# C++ code to run as a Windows Service ?



## deuce (May 26, 2001)

Hi,

I have some C++ code that I'm developing that I need to run as a windows service. (I think)

First it might make sense to explain this a bit--maybe someone has a better idea on how to implement this.

I need an application that will read data from a specific file ( YYMMDD(-1).txt That is to say, a text file named with the above date format, but with yesterday's date) everyday at noon.

I need it to check the file for certain conditions (the conditions are a result of certain things the operator needs to be doing). If the conditions are not there, I need it to generate a plain text email to a certain email address.

I figure the way to do this is to write a program and run it as a windows service--so it is always running, wakes up at noon, does it's business and sleeps until the next day at noon. If anyone has a better idea, I would love to hear it.

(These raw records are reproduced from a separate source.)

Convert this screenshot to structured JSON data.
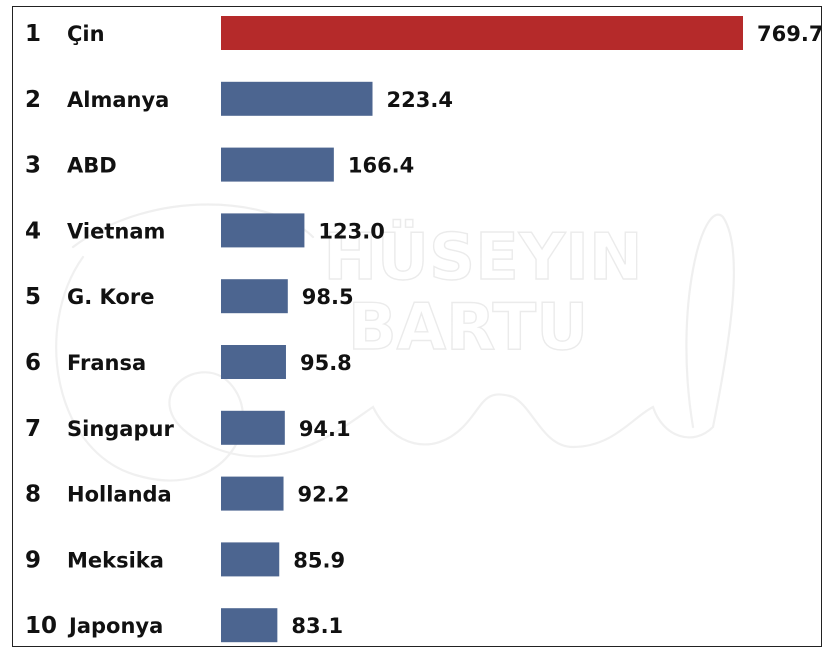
{
  "watermark": {
    "line1": "HÜSEYIN",
    "line2": "BARTU",
    "script": "Gural"
  },
  "chart_data": {
    "type": "bar",
    "orientation": "horizontal",
    "title": "",
    "xlabel": "",
    "ylabel": "",
    "grid": false,
    "legend": "none",
    "xlim": [
      0,
      769.7
    ],
    "ranks": [
      "1",
      "2",
      "3",
      "4",
      "5",
      "6",
      "7",
      "8",
      "9",
      "10"
    ],
    "categories": [
      "Çin",
      "Almanya",
      "ABD",
      "Vietnam",
      "G. Kore",
      "Fransa",
      "Singapur",
      "Hollanda",
      "Meksika",
      "Japonya"
    ],
    "values": [
      769.7,
      223.4,
      166.4,
      123.0,
      98.5,
      95.8,
      94.1,
      92.2,
      85.9,
      83.1
    ],
    "value_labels": [
      "769.7",
      "223.4",
      "166.4",
      "123.0",
      "98.5",
      "95.8",
      "94.1",
      "92.2",
      "85.9",
      "83.1"
    ],
    "colors": {
      "highlight": "#b52a2a",
      "default": "#4c6590"
    },
    "highlight_index": 0
  }
}
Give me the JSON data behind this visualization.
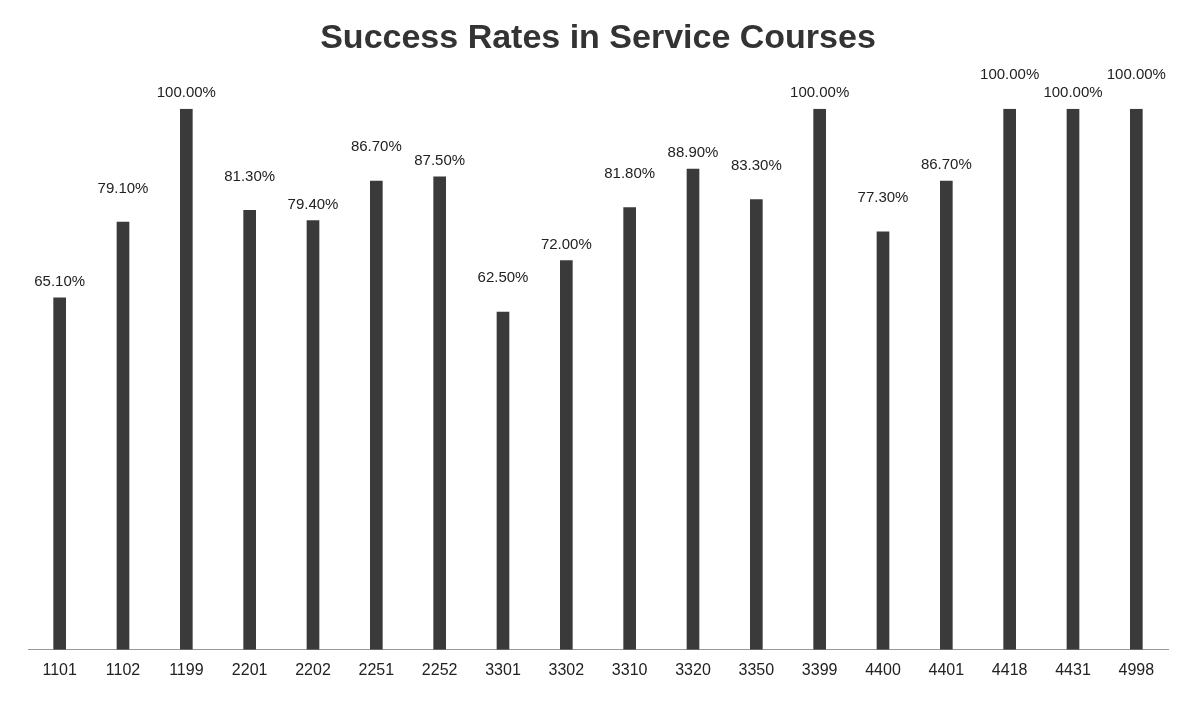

With that said, in terms of getting C++ code to run as a windows service, can someone give me some direction in finding good info to help with this? It's been a few years since the last time I did a lot of programming, but I think I can handle the C++ code to do what I want. I just have no idea how to setup a windows service. I have searched the internet and read some things, but I haven't hit the ground runnning yet.

These two articles were very informatitive:

http://www.developer.com/net/cplus/article.php/10919_3293351_1

http://msdn.microsoft.com/en-us/library/ms810429.aspx

but I don't seem to have the same wizards as they do in my Visual Studio 2008. (didn't notice which complier (VS version) they used for their examples)

Maybe it's just really late and I'm missing it and I should go home...but I can't seem to get the ball rolling. Any help would be appreciated.

Going home and sleeping sounds nice--I think I'll do that in the mean time.

By the way:

I am using:
Visual Studio 2008 Professional on my desktop at home
Visual C++ 2008 Express on my workstation at work

I am using XP Pro (x86) on my workstation
The code will be implemented on a workstation running XP Pro (x86)

Thanks!


----------



## deuce (May 26, 2001)

Also--can this be done in Visual C++ 2008 Express? Is this something that I need to stick to VS Pro for?

Thanks!


----------



## IMM (Feb 1, 2002)

Is there a reason not to use _task scheduler_ for this?


----------



## deuce (May 26, 2001)

IMM said:


> Is there a reason not to use _task scheduler_ for this?


I forgot about that component in the control panel.

I might be able to use it--it would make my code easier to write.

Can I develop my C++ code, compile it as a .exe and set it up with the task scheduler?

Thanks,
Mike


----------